In the longitudinal bipolar montage, eye movements are easily discerned due to the bipolar connections between Fp1-F7 and F7-T3 on the left and Fp2-F8 and F8-T4 on the right. In Figure 5.4A, we see that either a saccadic or slow drifting eye movement to the left causes the front part of the eye, with its positive charge, to move toward F7 and away from Fp1, while the negatively charged retina moves toward Fp1 and away from F7, both making F7 relatively positive compared to Fp1. The opposite occurs at the right eye. The cornea moves toward Fp2 and the retina toward F8, making Fp2 positive to F8. These opposite polarities cause mirror image effects in the temporal chains. The negativity at Fp1 relative to F7 causes an upward deflection, while the positivity at F7 relative to T3 (too distant to be involved) causes a downward deflection. The positivity at F7 forms another kind of phase reversal, this time positive with waveforms pointing away from each other. This is easy to remember as you can imagine a plus sign fitting in between the oppositepointing waveforms.
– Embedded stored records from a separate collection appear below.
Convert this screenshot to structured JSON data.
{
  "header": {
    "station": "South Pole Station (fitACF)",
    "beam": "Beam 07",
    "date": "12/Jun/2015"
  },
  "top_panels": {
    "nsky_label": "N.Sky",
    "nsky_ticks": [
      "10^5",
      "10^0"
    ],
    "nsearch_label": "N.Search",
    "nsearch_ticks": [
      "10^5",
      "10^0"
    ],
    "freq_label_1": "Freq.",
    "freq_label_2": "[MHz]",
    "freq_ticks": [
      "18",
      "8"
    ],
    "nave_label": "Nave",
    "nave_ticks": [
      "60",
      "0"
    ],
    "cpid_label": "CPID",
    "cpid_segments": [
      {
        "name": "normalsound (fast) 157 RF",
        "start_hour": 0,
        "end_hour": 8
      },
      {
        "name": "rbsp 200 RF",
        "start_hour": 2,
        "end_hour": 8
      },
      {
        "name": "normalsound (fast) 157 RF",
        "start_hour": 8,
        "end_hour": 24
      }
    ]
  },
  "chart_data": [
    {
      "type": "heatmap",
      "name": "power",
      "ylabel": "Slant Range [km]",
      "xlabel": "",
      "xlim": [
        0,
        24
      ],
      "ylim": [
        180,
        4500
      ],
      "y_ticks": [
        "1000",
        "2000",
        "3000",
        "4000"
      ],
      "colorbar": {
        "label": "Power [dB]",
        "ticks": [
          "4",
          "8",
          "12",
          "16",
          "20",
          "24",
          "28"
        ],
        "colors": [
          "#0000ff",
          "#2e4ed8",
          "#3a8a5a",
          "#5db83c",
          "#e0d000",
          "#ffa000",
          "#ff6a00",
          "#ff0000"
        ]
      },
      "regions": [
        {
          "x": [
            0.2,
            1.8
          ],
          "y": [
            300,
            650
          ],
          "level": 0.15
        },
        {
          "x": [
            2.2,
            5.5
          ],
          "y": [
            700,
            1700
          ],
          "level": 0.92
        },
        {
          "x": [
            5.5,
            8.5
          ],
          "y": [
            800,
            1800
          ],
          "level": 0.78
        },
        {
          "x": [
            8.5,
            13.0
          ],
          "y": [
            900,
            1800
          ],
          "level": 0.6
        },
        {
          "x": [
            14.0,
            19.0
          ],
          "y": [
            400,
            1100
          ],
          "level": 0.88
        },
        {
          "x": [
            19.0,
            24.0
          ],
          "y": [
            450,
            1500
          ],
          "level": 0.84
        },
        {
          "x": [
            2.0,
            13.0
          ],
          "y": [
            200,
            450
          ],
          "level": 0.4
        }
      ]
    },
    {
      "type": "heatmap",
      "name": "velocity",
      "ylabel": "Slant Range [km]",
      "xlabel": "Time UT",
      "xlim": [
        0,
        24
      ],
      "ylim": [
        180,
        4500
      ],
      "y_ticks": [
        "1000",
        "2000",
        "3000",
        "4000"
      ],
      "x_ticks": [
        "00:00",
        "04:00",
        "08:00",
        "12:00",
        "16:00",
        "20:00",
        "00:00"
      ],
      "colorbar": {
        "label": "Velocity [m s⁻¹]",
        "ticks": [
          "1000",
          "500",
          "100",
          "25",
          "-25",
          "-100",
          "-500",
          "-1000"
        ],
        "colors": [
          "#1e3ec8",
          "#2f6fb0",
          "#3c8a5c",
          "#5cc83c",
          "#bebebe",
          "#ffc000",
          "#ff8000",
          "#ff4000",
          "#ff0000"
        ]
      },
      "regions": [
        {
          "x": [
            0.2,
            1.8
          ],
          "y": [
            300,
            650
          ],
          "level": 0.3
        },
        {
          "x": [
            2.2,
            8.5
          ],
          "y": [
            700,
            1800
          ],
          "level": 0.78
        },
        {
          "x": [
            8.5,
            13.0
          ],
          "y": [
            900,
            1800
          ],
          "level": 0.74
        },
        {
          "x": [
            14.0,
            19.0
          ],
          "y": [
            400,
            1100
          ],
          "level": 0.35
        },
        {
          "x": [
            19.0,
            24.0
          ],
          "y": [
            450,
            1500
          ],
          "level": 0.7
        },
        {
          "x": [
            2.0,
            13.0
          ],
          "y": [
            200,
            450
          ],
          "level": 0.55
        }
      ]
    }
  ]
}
On the right side, the positivity at Fp2 compared to F8 causes a downward deflection, while the negativity of F8 relative to uninvolved T4 causes an upward deflection, revealing a phase reversal with negativity at F8. Again, a mnemonic for the negative potential at the shared F8 electrode is that only a “minus sign” will fit in the narrow space between the two waveforms pointing at each other. These two events will occur simultaneously since eye movements are tightly coordinated. Examples of conjugate left, right, up, and down eye movement potentials in the anteroposterior bipolar montage are shown in Figure 5.5.